With the recent Supreme Court decisions previously discussed, along with the First Amendment decision against the Government and Big-Tech, I believe there is still hope that we may have time to reverse course and be able to celebrate our 250th Independence Day on July 4, 2026, along with many more thereafter.

 

However, at the University level, we must stop funding our alma maters that subscribe to the leftist socialist ideals. Several years ago, I started to create a course for Constitutional Law, Choose Freedom, Not Slavery, which would be an elective, with the goal to make it available online for all law schools throughout Florida, and eventually, nationwide. If you are interested in helping me move this project forward, go to our website, Choose Freedom — Jeffersonian Group | Financial Planning & independence, and sign-up. We need to start training Lawyers to think like Judge Doughty, NOT like Professor Emeritus Laurence Tribe. Thank you in advance for your support.

 

Just as important, as parents and grandparents, we must get involved and take-back our schools at the K-through-12 levels, before another generation of children are permanently lost from the indoctrination by leftist-socialists, who are currently in control of our government-controlled compulsory schooling system. Ultimately, we need to Separate Education from the State.

 

As a suggestion, you may want to buy my book, Democracy vs. Freedom, The Supreme Court May Be Our Last Hope. Once you finish reading the paperback version, send it to Justice Clarence Thomas or Neil Gorsuch, who just recently published a book entitled, A Republic, If You Can Keep It. Buy two of my books and send it to both Justices!

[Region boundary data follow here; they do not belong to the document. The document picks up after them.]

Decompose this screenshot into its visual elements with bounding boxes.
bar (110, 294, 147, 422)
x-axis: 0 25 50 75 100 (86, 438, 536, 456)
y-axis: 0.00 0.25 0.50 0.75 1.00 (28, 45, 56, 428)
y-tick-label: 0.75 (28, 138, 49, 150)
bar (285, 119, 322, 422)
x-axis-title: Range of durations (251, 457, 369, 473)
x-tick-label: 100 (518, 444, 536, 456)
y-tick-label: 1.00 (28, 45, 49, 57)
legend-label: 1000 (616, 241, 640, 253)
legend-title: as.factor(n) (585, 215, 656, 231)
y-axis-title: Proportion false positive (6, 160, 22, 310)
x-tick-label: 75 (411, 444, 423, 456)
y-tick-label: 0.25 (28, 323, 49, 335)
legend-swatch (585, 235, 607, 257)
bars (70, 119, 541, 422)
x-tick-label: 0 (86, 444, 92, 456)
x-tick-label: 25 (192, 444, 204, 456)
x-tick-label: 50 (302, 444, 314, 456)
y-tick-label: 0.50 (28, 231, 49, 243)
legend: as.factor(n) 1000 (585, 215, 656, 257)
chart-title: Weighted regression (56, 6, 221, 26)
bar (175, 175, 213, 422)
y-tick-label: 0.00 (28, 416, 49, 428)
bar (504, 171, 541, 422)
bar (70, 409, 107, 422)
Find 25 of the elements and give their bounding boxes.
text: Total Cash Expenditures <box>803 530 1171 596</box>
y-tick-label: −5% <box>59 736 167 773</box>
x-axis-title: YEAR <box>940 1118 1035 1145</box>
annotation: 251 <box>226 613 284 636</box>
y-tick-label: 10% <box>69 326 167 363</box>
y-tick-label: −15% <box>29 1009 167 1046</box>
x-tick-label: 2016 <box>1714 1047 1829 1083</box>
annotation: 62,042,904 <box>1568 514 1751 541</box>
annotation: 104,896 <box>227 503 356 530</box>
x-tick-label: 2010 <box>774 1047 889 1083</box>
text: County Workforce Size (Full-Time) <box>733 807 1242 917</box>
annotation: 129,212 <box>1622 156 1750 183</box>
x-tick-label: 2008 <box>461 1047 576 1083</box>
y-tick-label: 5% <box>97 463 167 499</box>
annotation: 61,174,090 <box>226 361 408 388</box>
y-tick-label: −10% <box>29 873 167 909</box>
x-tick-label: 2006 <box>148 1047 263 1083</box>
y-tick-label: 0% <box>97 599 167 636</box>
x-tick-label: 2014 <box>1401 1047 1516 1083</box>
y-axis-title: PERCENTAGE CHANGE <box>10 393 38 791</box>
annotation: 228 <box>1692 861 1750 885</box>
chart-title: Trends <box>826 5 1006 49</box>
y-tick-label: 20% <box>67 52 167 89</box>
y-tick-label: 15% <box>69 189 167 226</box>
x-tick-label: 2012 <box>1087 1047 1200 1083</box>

Imagine hundreds or thousands of books showing up at the Supreme Court… we just might get their attention!  

 

Finally, we must ALL vote every socialist out-of-office in November 2024. Anyone who wants to raise taxes on anyone or anything, or who wants to increase overall government spending, or who wants to increase regulations, or who supports the climate change agenda, or anyone who would rather buy fossil fuels from countries that hate us rather than becoming energy independent once again, is a socialist or as Ben Franklin would say, a scoundrel, and YOU SHOULD NOT VOTE FOR THEM.

 

We want to continue to celebrate Independence Day in all its Glory!

 

Dum Spiro Spero—While I breathe, I hope.